I'm at a clinic. The walls are painted soft pastels and soothing music plays. People there are going to meetings, doing creative activities, and following routines. Stuff to keep them from going back to their destructive habits. Structure, routine, recovery. I'm here to visit Lacie. She is sitting at a window looking out at the fields where rabbits scamper about looking for green succulents. The needle tracks on her arms have faded, and the color has come back to her face. Now she is eating an organic, gluten-free lunch with gusto. Now she is painting. I never knew her to be an artist. The colors leap from the canvas like sparkling summer sun and I am mesmerized. Now she is in group therapy, talking about her issues. She says she misses Mom, who used to take her to the beach. She says she misses her big sister, who looked after her for so many summer months. Why does she miss me? Doesn't she see me?

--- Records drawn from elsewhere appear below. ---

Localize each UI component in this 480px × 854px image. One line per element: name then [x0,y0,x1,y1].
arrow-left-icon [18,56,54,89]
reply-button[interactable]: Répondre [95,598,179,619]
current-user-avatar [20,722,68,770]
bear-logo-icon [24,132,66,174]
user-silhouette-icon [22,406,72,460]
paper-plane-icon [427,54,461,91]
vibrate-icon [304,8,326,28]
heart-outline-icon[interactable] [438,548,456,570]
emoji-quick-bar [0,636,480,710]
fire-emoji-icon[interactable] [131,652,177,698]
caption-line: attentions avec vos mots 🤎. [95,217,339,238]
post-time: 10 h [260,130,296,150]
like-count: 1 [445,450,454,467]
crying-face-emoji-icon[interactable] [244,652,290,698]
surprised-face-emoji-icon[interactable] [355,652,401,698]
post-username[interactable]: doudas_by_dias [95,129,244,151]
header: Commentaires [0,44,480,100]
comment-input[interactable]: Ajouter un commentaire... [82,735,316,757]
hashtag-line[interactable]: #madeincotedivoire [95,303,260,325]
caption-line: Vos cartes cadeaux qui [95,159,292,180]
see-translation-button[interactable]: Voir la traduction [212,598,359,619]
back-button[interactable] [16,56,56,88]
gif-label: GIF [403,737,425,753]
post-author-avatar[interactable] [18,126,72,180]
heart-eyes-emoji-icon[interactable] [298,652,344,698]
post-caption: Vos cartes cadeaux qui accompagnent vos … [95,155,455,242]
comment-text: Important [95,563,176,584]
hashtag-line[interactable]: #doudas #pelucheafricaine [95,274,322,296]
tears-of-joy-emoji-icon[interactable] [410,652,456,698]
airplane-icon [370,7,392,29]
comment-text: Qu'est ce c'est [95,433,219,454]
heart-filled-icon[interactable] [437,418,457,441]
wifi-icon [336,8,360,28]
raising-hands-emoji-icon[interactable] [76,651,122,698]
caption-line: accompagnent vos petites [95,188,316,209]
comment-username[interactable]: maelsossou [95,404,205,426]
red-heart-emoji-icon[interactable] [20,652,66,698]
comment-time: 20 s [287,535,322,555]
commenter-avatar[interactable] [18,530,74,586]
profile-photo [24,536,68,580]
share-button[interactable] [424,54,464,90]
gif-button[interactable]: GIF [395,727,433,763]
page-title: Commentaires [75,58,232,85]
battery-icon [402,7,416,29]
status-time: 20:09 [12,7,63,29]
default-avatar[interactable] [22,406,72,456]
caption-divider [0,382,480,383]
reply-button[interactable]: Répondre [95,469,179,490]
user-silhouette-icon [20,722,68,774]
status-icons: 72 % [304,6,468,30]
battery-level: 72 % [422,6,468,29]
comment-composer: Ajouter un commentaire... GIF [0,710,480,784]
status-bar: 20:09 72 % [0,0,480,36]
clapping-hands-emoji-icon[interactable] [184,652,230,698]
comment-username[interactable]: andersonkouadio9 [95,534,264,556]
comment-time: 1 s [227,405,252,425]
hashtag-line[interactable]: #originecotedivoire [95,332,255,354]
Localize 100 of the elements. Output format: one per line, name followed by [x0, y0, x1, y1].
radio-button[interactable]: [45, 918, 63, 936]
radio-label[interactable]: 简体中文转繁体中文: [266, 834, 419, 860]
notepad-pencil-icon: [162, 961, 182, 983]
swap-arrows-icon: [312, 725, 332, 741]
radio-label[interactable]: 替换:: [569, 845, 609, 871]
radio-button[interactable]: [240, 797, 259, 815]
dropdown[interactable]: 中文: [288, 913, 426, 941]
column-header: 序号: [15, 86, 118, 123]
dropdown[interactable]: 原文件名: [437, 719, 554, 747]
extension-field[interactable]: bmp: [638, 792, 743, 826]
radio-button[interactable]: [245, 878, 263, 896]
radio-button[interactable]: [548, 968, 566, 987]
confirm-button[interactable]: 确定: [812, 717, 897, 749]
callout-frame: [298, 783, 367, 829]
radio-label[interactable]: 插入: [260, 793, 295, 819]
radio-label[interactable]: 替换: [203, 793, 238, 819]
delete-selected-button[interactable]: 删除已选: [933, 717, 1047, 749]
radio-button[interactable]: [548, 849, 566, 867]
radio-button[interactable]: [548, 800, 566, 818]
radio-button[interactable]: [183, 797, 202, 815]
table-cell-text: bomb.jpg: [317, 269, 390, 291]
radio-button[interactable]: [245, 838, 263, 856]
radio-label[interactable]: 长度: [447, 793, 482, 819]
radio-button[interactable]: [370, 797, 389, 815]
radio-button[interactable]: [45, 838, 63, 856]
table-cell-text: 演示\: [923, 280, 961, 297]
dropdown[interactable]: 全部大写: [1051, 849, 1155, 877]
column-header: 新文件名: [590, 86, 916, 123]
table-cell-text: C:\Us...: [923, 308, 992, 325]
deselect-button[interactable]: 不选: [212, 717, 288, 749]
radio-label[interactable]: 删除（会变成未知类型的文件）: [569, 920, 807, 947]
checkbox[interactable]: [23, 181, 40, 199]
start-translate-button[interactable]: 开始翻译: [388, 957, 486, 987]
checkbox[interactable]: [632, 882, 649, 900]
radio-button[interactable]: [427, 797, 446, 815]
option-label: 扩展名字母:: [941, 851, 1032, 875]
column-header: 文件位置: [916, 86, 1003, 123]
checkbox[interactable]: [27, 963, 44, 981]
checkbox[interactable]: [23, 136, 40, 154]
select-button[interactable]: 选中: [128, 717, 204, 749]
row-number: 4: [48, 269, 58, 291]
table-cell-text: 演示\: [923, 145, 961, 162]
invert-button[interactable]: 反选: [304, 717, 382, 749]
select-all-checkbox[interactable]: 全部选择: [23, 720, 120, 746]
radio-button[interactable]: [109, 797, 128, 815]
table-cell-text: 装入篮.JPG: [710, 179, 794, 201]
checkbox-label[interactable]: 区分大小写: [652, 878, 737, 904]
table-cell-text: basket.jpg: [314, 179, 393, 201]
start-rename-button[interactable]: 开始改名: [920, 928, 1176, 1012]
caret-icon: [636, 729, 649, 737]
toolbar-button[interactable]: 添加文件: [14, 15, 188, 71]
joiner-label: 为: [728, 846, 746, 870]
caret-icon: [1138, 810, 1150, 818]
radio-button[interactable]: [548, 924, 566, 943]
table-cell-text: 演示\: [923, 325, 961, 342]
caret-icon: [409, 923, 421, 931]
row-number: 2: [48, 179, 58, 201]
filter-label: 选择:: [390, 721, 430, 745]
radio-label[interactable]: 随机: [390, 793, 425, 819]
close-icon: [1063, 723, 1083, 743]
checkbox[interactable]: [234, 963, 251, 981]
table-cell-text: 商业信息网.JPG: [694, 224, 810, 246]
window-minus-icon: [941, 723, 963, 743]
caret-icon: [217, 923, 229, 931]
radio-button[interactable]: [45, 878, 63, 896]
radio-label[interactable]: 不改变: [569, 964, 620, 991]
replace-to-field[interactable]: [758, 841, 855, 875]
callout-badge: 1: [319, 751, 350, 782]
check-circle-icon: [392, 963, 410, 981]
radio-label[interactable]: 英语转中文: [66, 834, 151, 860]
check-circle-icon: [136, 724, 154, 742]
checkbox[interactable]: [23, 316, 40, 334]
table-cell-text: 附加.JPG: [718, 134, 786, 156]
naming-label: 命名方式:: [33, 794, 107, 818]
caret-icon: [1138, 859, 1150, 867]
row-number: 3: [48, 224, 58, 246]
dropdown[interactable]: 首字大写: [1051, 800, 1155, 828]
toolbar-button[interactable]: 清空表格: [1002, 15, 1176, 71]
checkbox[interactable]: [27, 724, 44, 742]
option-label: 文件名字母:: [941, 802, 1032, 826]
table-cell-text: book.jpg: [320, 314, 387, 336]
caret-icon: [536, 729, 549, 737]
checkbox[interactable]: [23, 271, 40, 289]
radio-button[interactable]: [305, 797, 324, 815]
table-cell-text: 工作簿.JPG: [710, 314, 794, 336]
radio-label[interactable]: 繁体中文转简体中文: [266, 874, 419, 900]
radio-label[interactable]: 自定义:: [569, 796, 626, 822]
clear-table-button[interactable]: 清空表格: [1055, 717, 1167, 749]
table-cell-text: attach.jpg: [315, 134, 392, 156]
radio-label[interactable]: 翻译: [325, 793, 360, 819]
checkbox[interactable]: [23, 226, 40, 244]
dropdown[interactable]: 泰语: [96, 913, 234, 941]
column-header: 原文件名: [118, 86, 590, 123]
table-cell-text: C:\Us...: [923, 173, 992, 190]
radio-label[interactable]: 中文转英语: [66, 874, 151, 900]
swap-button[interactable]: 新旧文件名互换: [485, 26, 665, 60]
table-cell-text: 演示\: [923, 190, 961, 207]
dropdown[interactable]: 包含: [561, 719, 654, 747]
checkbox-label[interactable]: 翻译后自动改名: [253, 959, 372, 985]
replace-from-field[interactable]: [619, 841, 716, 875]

I'm lying in the street, feeling broken glass poke into my skin. Something wet is pooling around my fingertips. My head lolls to the side and I can see into the open door of my wrecked car. A bouquet of fresh lilies still sits on the passenger seat. A man runs up to me carrying a large bag. He pulls out a light and shines it into my eyes. Another man sticks a needle into my arm. The needle is connected to a bag of water. There are flashing lights and gawking crowds. The two men lift me onto a stretcher and put me in the ambulance, which jerks into motion making the contents rattle. One paramedic is doing something to me with stuff made of plastic and fabric. The other is making worried noises and pulls out another bag - this one filled with shockingly red fluid - and attaches it to my arm. The ambulance's siren shrieks a dirge, and my eyes start to droop. I'm still thinking of the lilies when darkness -
I'm at the lake. The sun is bright and glinting off the water making millions of little sisters to itself. The light is so bright it seems to shine through me. Lacie is standing next to me. She's holding a bouquet of lilies. There are tears streaming down her face, but her eyes are bright and her expression serene. She steps to the water and holds the lilies out, then lets them go. I don't hear her walk away, but suddenly I'm all alone except for the gulls at the water's edge. They are quiet this time and are looking expectantly at me. I so, so want to stay but the waves are washing away my footprints, and the cool water is inviting as it pulls the lilies away from the shore. I wonder if I will miss the endless summers.